MACROECONOMIC DAMAGE FROM GENDER DISCRIMINATION
13 Apr 2021
Adverse economic shocks like the Covid-19 pandemic would be less detrimental to economic activity if there were no gender discrimination by firms against women, according to research by Daniel Stempel and colleagues.
What’s more, the study finds, monetary policy reactions by central banks that aim to mitigate negative macroeconomic effects not only increase discriminatory wage gaps, but they are also less effective: stabilisation efforts by central banks are disturbed by gender discrimination.
These results have considerable policy implications: gender discrimination not only leads to inefficient outcomes for women but also has negative implications for the entire economy. This implies that institutional measures that aim at combating gender discrimination (such as pay transparency laws) may also be efficient stabilisation tools.
Studies show that women are discriminated against in the labour market. Based on this evidence, the new study analyses the effects of gender discrimination by firms against women on macroeconomic outcomes. The research suggests that adverse economic shocks like the COVID-19 pandemic would be less detrimental to economic activity if there were no gender discrimination.

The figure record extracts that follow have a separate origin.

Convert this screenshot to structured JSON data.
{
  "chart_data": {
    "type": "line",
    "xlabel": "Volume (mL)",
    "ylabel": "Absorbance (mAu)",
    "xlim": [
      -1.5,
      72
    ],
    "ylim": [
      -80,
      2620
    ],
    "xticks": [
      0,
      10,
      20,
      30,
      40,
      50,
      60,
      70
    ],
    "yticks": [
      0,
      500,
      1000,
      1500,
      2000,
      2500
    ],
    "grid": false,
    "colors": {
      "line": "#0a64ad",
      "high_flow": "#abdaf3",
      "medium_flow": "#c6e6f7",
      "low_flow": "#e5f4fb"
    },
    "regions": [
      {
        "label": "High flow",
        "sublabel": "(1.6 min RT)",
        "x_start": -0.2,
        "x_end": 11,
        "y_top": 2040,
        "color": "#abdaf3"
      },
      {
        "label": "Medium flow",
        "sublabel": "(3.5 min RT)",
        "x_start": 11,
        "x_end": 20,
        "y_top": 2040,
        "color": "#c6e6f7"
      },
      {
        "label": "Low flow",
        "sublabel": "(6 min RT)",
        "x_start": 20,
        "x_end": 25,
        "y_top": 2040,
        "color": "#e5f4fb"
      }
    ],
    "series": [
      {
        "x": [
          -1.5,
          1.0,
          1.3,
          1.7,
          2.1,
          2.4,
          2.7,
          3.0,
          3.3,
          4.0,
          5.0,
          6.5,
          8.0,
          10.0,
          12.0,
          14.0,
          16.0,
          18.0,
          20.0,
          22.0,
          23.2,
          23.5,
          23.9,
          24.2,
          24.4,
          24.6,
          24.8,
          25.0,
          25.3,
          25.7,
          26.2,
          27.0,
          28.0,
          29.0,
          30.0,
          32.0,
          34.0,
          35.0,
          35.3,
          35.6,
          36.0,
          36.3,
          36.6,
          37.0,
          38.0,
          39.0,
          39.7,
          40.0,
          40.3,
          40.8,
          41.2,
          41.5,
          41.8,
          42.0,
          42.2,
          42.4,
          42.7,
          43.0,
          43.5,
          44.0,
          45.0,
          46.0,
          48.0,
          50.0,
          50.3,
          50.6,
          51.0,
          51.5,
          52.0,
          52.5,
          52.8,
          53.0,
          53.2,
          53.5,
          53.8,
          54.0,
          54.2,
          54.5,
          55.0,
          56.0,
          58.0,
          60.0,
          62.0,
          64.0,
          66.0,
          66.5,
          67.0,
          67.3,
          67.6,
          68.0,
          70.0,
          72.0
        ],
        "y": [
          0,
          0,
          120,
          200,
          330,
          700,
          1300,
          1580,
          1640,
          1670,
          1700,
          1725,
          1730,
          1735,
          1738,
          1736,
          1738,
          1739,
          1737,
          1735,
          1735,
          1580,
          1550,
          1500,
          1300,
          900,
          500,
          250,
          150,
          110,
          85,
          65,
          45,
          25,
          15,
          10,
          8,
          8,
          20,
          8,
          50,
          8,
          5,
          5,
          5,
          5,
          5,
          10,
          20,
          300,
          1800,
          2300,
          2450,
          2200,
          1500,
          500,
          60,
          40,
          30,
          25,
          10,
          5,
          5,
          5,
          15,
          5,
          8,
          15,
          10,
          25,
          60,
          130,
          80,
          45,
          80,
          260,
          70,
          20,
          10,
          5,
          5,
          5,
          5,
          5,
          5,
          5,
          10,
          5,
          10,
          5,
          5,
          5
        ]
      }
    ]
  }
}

In particular, the authors find that even a low initial extent of gender discrimination implies a larger negative impact of such an event on Gross Domestic Product (GDP). Furthermore, they find that monetary policy reactions by central banks that aim at mitigating these negative macroeconomic effects do not only increase discriminatory wage gaps, they also are less effective: stabilisation efforts by central banks are disturbed by gender discrimination.
These results have considerable policy implications since they provide a positive rationale for combating gender discrimination apart from normative reasons to do so. Simultaneously, the results contribute to the discussion around central banks’ impact on income inequality by providing new findings with respect to the effects discriminatory wage gaps. This summary briefly expands on the motivation and the main results, using the United States as an example. But the results are generalisable and equally apply to other countries.
The gender wage gap is oftentimes referred to as a first indication of potential discrimination against women. In order to isolate the part of the wage gap that can be ascribed to gender discrimination, empirical studies estimate adjusted gender wage gaps, thereby controlling for productivity measures such as work experience, hours worked, education, industry, occupation, or union status. These adjusted gaps are smaller but significant and persistent over time. Importantly, this study motivates the inclusion of discriminatory firm behaviour into the analysis by the relatively constant and persistent adjusted gender wage gap.
The authors simulate an adverse macroeconomic shock like the COVID-19 pandemic. The Bureau of Economic Analysis reports that US GDP decreased by a quarterly rate of about 7.2% in the second quarter of 2020 due to the pandemic. The research suggests that the economic downturn would be significantly lower in an economy without gender discrimination: instead of a GDP decline of 7.2%, GDP would only decrease by about 6.7%. Thus, gender discrimination worsens the macroeconomic downturn by 0.5 percentage points or 7% in this example.
Naturally, the distortions caused by the pandemic also lead to a reaction by the Federal Reserve. In particular, in March 2020, the Fed decreased the target range for the federal funds rate by 0.5 percentage points to mitigate the impact of the pandemic on the US economy.
The results suggest that these types of expansionary monetary policy measures have gender-specific distributional effects: a decrease of the monetary policy rate by 0.5 percentage points leads to an increase of the adjusted (or discriminatory) wage gap of 1.2 percentage points. Note that, after March 2020, the Fed conducted several other policy measures that are likely to have similar distributional effects.
Overall, these results have considerable policy implications: gender discrimination does not only lead to inefficient outcomes for women but has negative implications for the entire economy. This implies that institutional measures that aim at combating gender discrimination (such as pay transparency laws, for instance) may also be efficient stabilisation tools.
The study further shows that further empirical research on the gender-specific distributional effects of monetary policy measures is necessary.